The following information was received via E-mail:
On 8/24/21, a Y-90 TheraSphere treatment was to deliver a planned 13.65 GBq to the patient's anterior right hepatic lobe. The written instructions were followed in the usual fashion and the dose was administered to the patient. The catheter and administration set tubing were placed into the waste container. The patient, personnel, and room were surveyed. No spill was detected. Upon post-calculation measurements, it was found that the patient only received approximately 77 percent of the expected dose of 200 Gray. While the received 154 Gray was medically appropriate given the patient's condition, tumor type and tumor location, this treatment still fell below that intended on the written directive. Further investigation found that this patient was rescheduled multiple times and the dose had decayed further than it was planned to, the patient really should have been treated the day before on a Monday instead of the Tuesday to get the full dose as planned or a new Treatment Window Illustrator to secure a more appropriate Y-90 dose should have been completed. Patient and referring provider were notified.
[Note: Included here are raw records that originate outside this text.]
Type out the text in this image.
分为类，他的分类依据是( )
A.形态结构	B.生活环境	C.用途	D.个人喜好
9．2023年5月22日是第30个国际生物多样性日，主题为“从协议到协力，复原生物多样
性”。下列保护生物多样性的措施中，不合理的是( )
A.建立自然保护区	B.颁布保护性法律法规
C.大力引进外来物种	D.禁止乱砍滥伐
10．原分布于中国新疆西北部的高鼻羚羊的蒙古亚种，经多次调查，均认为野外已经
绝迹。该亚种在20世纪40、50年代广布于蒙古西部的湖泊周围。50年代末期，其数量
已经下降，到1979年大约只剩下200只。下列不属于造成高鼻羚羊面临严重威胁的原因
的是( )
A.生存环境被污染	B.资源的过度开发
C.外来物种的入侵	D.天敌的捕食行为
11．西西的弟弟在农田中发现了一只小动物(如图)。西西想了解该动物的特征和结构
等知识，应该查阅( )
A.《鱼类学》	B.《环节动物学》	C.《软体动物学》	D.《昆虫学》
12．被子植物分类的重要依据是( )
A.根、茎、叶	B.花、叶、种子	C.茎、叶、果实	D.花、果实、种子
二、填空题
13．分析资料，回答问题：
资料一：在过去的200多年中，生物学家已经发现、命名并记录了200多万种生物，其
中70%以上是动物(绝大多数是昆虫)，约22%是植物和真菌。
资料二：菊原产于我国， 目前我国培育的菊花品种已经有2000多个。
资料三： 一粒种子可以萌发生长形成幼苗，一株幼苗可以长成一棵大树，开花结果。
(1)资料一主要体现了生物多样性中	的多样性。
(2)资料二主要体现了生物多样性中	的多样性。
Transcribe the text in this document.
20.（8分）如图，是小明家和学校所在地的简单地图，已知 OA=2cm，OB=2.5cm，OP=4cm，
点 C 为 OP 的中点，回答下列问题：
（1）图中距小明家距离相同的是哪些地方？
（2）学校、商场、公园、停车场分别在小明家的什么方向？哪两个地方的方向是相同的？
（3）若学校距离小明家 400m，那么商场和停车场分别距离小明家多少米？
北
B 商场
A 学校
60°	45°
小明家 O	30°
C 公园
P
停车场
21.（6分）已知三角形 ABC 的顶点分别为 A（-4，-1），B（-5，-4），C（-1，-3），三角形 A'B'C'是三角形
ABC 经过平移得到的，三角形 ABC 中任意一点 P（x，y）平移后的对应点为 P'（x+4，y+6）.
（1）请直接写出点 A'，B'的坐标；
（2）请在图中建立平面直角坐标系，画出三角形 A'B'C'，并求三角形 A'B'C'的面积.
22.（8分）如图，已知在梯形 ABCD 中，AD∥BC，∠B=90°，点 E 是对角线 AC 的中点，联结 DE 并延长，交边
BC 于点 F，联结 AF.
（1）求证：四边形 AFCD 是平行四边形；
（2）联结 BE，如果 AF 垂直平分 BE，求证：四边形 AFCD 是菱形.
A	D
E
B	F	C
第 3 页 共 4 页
There were no contaminations verified by survey meter measurements. The licensee is currently implementing an Excel spreadsheet program to review accuracy prior to patient scheduling and dose ordered. Reporting Criteria under 10 CFR 35.3045.
Kentucky Event Report ID No.: KY210002
A Medical Event may indicate potential problems in a medical facility's use of radioactive materials. It does not necessarily result in harm to the patient.